Regional and country examples
Since 1983, countries in the WHO Region of the Americas have reduced the incidence of rabies by over 95% in humans and 98% in dogs. This success has been achieved mainly through the implementation of effective policies and programmes that focus on regionally coordinated dog vaccination campaigns, raising public awareness, and widespread availability of PEP.
Many countries in the WHO South-East Asia Region have embarked on rabies elimination campaigns in line with the target of regional elimination by 2020. Bangladesh launched an elimination programme in 2010 and, through the management of dog bites, mass dog vaccination, and increased availability of vaccines free of charge, human rabies deaths decreased by 50% between 2010–2013.

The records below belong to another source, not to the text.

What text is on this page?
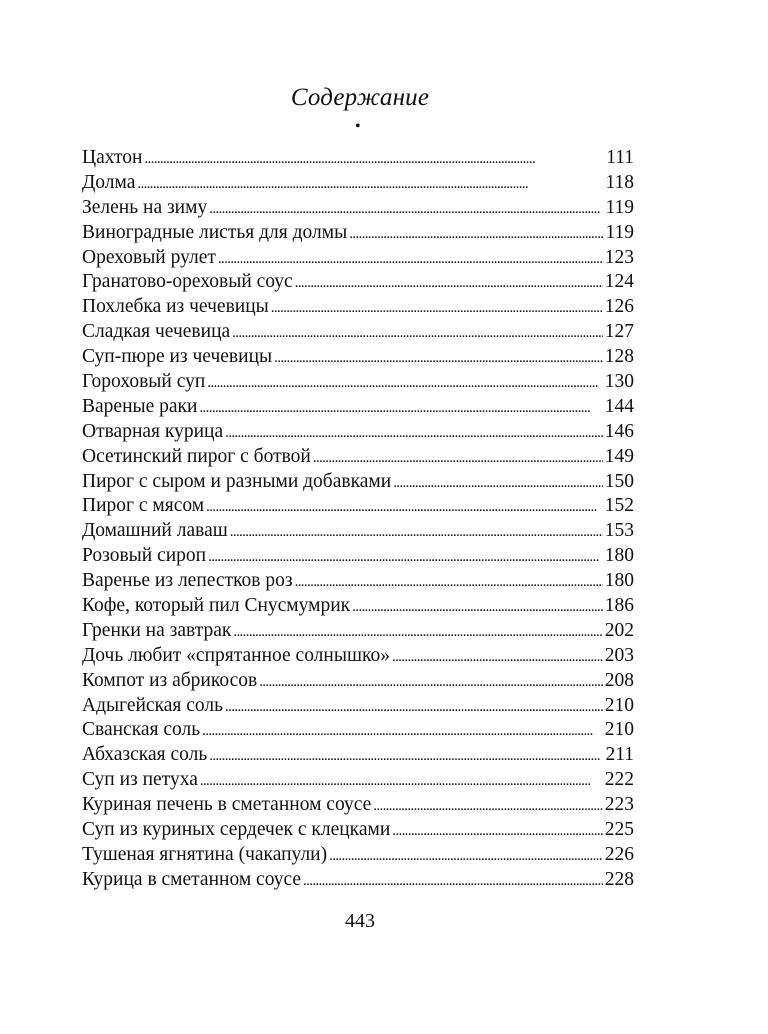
Содержание
•
Цахтон . . .	111
Долма . . .	118
Зелень на зиму . . .	119
Виноградные листья для долмы . . .	119
Ореховый рулет . . .	123
Гранатово-ореховый соус . . .	124
Похлебка из чечевицы . . .	126
Сладкая чечевица . . .	127
Суп-пюре из чечевицы . . .	128
Гороховый суп . . .	130
Вареные раки . . .	144
Отварная курица . . .	146
Осетинский пирог с ботвой . . .	149
Пирог с сыром и разными добавками . . .	150
Пирог с мясом . . .	152
Домашний лаваш . . .	153
Розовый сироп . . .	180
Варенье из лепестков роз . . .	180
Кофе, который пил Снусмумрик . . .	186
Гренки на завтрак . . .	202
Дочь любит «спрятанное солнышко» . . .	203
Компот из абрикосов . . .	208
Адыгейская соль . . .	210
Сванская соль . . .	210
Абхазская соль . . .	211
Суп из петуха . . .	222
Куриная печень в сметанном соусе . . .	223
Суп из куриных сердечек с клецками . . .	225
Тушеная ягнятина (чакапули) . . .	226
Курица в сметанном соусе . . .	228
443
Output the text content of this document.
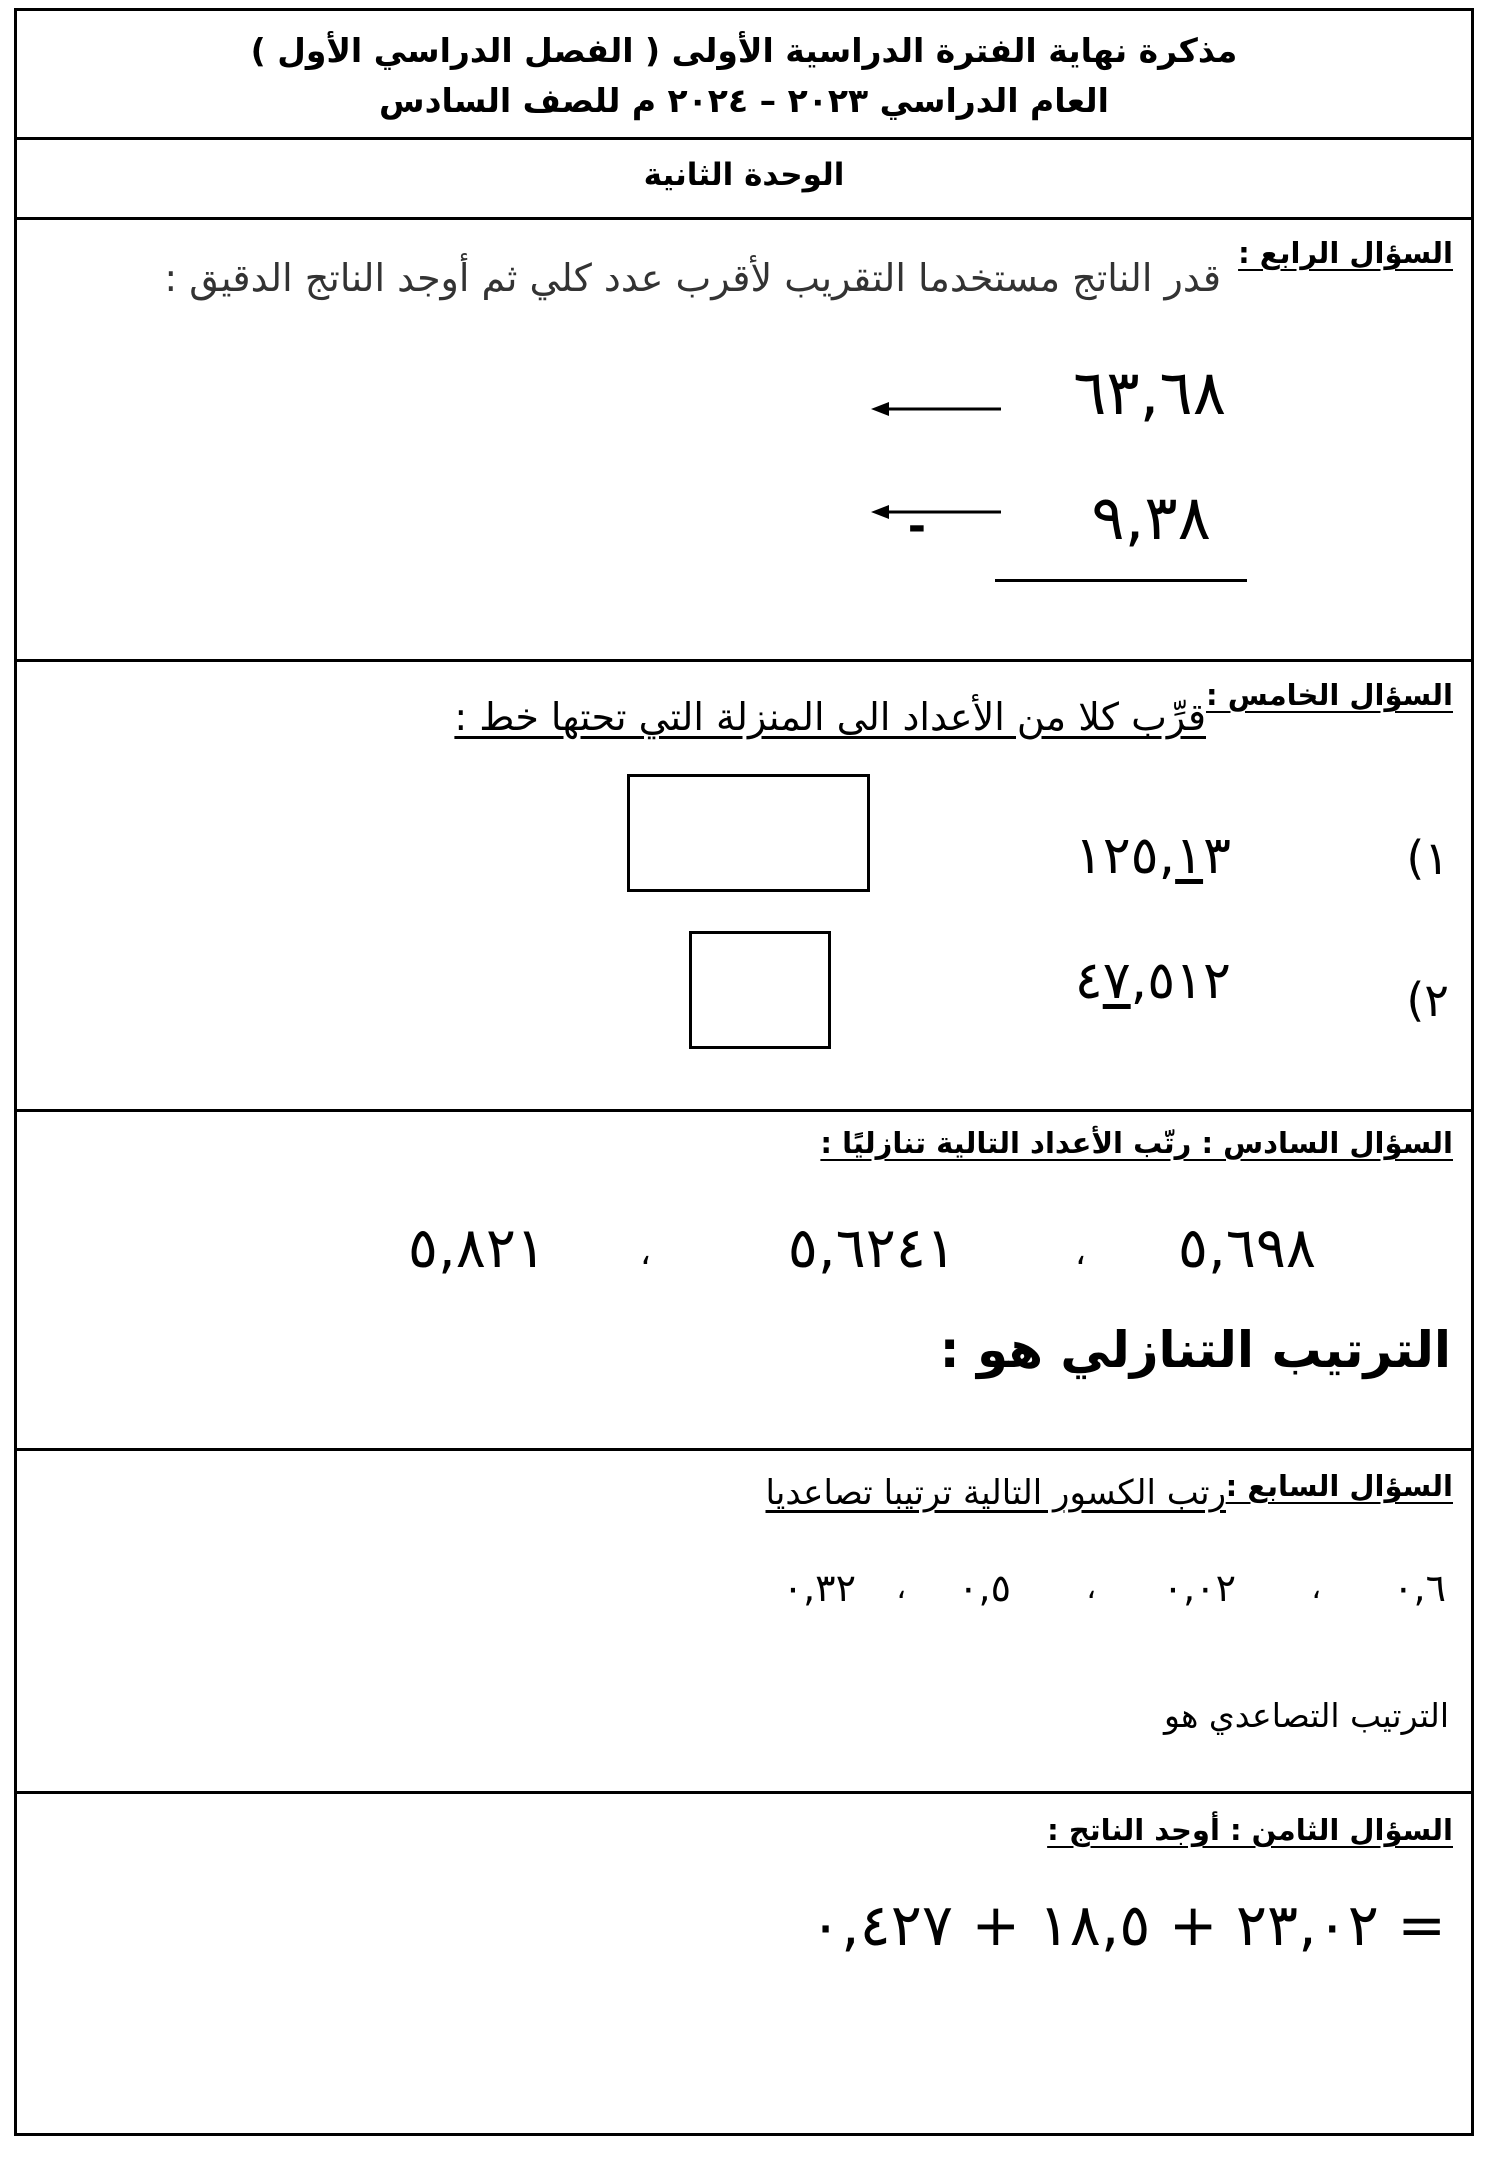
مذكرة نهاية الفترة الدراسية الأولى ( الفصل الدراسي الأول )
العام الدراسي ٢٠٢٣ – ٢٠٢٤ م للصف السادس
الوحدة الثانية
السؤال الرابع :
قدر الناتج مستخدما التقريب لأقرب عدد كلي ثم أوجد الناتج الدقيق :
٦٣,٦٨
-	٩,٣٨
السؤال الخامس :
قرِّب كلا من الأعداد الى المنزلة التي تحتها خط :
١)
١٢٥,١٣
٢)
٤٧,٥١٢
السؤال السادس : رتّب الأعداد التالية تنازليًا :
٥,٦٩٨
،
٥,٦٢٤١
،
٥,٨٢١
الترتيب التنازلي هو :
السؤال السابع :
رتب الكسور التالية ترتيبا تصاعديا
٠,٦
،
٠,٠٢
،
٠,٥
،
٠,٣٢
الترتيب التصاعدي هو
السؤال الثامن : أوجد الناتج :
= ٢٣,٠٢ + ١٨,٥ + ٠,٤٢٧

Great strides have also been made in the Philippines, South Africa and the United Republic of Tanzania where proof of concepts, as part of a Bill & Melinda Gates Foundation project led by WHO, recently showed that a reduction in human rabies cases is possible through a combination of interventions involving mass dog vaccination, improved access to PEP, increased surveillance and raising public awareness.
The key towards sustaining and expanding the rabies programmes to adjacent geographies has been to start small, catalyse local rabies programmes through stimulus packages, demonstrate success and cost-effectiveness, and ensure the engagement of governments and affected communities.